After posting the "Beauty Secrets" blog earlier this week, there were views and purchases of the jade rollers for health and beauty. There are also jade gua sha tools for traditional Chinese health listed on the Ying Yu Jade web site. And I had many emails asking what they are used for. There's a short video in the basic description of the jade health tools collection. After a "real life" use reply to their email, most customers who purchased the jade rollers also purchased a gua sha tool for their first time use.
Gua sha tools have been used in China for centuries. They are more like a "home remedy" than a Chinese doctor treatment.
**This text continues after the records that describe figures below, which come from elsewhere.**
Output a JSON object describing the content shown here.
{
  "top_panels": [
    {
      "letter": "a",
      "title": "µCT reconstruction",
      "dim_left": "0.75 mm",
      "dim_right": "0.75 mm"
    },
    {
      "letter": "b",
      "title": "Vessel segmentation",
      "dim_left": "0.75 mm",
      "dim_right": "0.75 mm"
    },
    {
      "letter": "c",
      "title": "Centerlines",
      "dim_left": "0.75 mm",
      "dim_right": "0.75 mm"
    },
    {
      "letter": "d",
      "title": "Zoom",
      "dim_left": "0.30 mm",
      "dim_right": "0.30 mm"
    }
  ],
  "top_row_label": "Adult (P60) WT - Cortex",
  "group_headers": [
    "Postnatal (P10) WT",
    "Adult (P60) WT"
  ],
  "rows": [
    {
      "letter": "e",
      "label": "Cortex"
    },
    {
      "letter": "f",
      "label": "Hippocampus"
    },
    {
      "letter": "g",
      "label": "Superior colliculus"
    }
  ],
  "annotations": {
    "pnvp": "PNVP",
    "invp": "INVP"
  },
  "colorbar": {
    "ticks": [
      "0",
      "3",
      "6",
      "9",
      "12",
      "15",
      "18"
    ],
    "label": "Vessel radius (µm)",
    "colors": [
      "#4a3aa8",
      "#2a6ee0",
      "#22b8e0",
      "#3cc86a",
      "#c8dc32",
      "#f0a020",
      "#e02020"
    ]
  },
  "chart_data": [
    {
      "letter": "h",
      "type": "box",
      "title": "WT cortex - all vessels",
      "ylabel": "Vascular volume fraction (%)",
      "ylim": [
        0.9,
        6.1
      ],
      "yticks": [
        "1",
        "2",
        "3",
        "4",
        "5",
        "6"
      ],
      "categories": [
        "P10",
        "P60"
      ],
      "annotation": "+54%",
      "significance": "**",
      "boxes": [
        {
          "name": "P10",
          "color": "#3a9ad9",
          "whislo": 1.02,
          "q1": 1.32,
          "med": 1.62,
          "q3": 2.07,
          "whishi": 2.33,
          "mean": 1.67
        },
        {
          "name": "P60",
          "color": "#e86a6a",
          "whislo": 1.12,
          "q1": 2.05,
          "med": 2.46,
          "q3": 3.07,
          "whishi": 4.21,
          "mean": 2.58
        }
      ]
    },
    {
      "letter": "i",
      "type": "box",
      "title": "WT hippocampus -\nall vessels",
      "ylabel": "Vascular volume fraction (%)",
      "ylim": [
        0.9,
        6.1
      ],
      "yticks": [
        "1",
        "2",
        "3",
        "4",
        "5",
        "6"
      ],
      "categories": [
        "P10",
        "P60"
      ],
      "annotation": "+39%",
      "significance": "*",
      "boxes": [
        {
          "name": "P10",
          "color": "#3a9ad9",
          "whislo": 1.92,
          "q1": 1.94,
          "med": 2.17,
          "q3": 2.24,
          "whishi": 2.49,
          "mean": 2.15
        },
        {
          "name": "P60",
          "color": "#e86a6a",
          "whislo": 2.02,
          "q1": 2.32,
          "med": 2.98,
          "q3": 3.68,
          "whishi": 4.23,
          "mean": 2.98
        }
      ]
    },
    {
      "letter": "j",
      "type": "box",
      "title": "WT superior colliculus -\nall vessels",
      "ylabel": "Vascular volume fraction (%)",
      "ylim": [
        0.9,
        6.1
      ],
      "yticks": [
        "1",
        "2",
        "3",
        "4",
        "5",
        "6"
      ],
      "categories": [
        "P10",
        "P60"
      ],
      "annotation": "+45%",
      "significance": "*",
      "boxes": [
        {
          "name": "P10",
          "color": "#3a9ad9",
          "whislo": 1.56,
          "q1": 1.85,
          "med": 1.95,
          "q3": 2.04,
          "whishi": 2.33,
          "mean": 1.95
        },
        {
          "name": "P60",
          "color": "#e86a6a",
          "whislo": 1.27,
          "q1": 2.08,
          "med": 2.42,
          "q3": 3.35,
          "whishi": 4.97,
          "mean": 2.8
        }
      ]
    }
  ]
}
When I was in China buying jade gua sha tools, adults would tell me stories about when they were children and started getting a cold or cough their parent would get out the gua sha tool and start scraping their upper back around the neck area, how painful it was and they would cry and try to get away from it. That's where the meridian for treating coughs, colds and other illness is located. Instead of taking a pill like we do in USA, gua sha is used for immediate and safe treatment in China and Asian countries.
My first experience with gua sha was after arriving in Beijing after a long and exhausting flight from Ohio in USA, checking into my hotel on Wang Fu Jing street. I had made arrangements with the hotel to get a private treatment from a Chinese doctor for jet lag so I could make the most of my time in China. I was surprised the doctor started with a gua sha tool because I assumed it would be acupuncture. He did the gua sha scraping on my upper back, I felt immediately better, slept wonderfully, and felt great when I got up the next morning. And that's a surprise because the 12 hour time difference usually takes me a few days to adjust to.
The doctor and I became friends. He had heard about yoga and Reiki and wanted to learn them so we decided to teach and learn from each other and became very good friends. He helped me get started with the jade health tools, and we found a "jade guy" in east north China and went to meet him. We all drove to Xiuyan to meet with the jade carver and get the "right kind of jade" (genuine, pure and natural) and have them made to western standards (good condition, not cracks, chips and shoddy jade carving). The doctor had always used buffalo horn gua sha tools. We discussed how that comes from animal and might not have good qi energy because the animal suffers to make the tool for our use, and he immediately decided that Chinese jade was a much better material. At the end of my trip, two huge and heavy boxes of jade rollers, gua sha tools, acupressure rings, and Chinese jade bangle bracelets and pendants were shipped to USA for me.
Gua sha can be used for a variety of conditions. For example, if you have body pain, stiff neck, the gentle scraping is similar to myofascial therapy. In China, scraping with gua sha is quite severe and you know when you can hardly tolerate it anymore, the treatment is over. It leaves a bruise like mark on your body from the raising of the blood, which is the healing process. I sometimes use a jade gua sha tool on my "restless leg" days, which helps. These two styles are the ones I personally like for the way they are carved and able to use on different body parts including hands and feet.
Unfortunately, there are some estheticians who advertise using these on the face for "beauty". I cringe when someone who bought a gua sha tool writes to tell me how much they like it and use it on their face often because using this on your face will break the small capillaries and make your face look worse. And perhaps can't be reversed.
So jade gua sha is for health and wellness, NOT for face. If you are going to use a gua sha tool moderately and NOT raise the petechiae (blood mark that looks like a bruise) it's safe to experiment with. However, I suggest you find a Chinese doctor and tell your symptoms to get a Chinese meridian diagnosis, then get specific instructions for using it on yourself. There are workshops healers who use gua sha attend so they know how to use them, so make sure the practitioner you choose has certificate of completion of a workshop, or is a Chinese doctor. Light scraping "on your own" is beneficial, but deep gua sha work really needs instruction.
When I got my gua sha treatment in China, and was out and about and the gua sha petechiae was very obvious on my body, Chinese people who saw it would smile at me and give me the "thumbs up". It's so common and healthful in China, and has so much potential for the rest of the world.